Translating Africa's local vaccine ambition into measurable benchmarks: a country readiness assessment index (CRAI) to accelerate Africa's vaccine manufacturing
Uchenna Anderson Amaechi, Justice Nonvignon, Chukwudi Arnest Nnaji, Kelechi Julian Uzor, Ryuichi Komatsu, Solomon Nwaka, Nicolas Ray
Corresponding author: Uchenna Anderson Amaechi, Institute of Global Health, Faculty of Medicine, University of Geneva, Geneva, Switzerland 
Received: 22 Jul 2025 - Accepted: 05 Oct 2025 - Published: 08 Oct 2025
Domain: Health economy,Health system development,Global health
Keywords: Vaccine manufacturing, political economy, sustainability
Funding: This work received no specific grant from any funding agency in the public, commercial, or non-profit sectors.

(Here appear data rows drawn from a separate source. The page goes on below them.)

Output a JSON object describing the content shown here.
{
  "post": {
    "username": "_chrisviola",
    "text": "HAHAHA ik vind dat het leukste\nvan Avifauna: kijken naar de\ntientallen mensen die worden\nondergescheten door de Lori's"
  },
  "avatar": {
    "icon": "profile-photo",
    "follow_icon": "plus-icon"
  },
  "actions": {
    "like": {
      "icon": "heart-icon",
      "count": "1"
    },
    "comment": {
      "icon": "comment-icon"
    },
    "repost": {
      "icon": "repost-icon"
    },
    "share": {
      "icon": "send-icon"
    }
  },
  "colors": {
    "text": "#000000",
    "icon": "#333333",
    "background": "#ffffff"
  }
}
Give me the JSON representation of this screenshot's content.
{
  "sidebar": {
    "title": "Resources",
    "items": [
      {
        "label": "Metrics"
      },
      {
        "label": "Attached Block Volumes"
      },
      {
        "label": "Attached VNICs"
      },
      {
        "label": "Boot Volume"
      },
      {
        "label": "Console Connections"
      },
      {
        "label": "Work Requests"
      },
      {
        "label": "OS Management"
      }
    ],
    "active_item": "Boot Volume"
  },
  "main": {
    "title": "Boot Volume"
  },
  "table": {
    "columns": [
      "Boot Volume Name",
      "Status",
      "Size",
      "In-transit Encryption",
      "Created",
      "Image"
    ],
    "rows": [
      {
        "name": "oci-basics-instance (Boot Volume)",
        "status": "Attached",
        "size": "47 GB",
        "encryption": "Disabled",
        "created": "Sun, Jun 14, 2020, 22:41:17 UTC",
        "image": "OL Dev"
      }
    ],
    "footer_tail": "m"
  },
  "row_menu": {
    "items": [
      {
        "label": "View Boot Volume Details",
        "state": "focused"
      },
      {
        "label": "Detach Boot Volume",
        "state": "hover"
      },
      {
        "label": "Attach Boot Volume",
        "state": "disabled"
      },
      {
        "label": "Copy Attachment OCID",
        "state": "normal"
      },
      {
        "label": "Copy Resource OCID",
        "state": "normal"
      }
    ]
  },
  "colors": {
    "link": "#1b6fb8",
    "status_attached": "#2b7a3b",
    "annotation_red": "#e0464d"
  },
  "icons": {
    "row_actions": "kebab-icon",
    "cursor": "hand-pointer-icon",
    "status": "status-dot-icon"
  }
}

This article is published as part of the supplement Fifty years of the Expanded Programme on Immunisation in Africa, commissioned by Vaccine Preventable Disease (VPD) Programme, WHO Regional Office for Africa; UNICEF Eastern and Southern Africa Regional Office, UNICEF West and Central Africa Regional Office.
©Uchenna Anderson Amaechi et al. Pan African Medical Journal (ISSN: 1937-8688). This is an Open Access article distributed under the terms of the Creative Commons Attribution International 4.0 License (https://creativecommons.org/licenses/by/4.0/), which permits unrestricted use, distribution, and reproduction in any medium, provided the original work is properly cited.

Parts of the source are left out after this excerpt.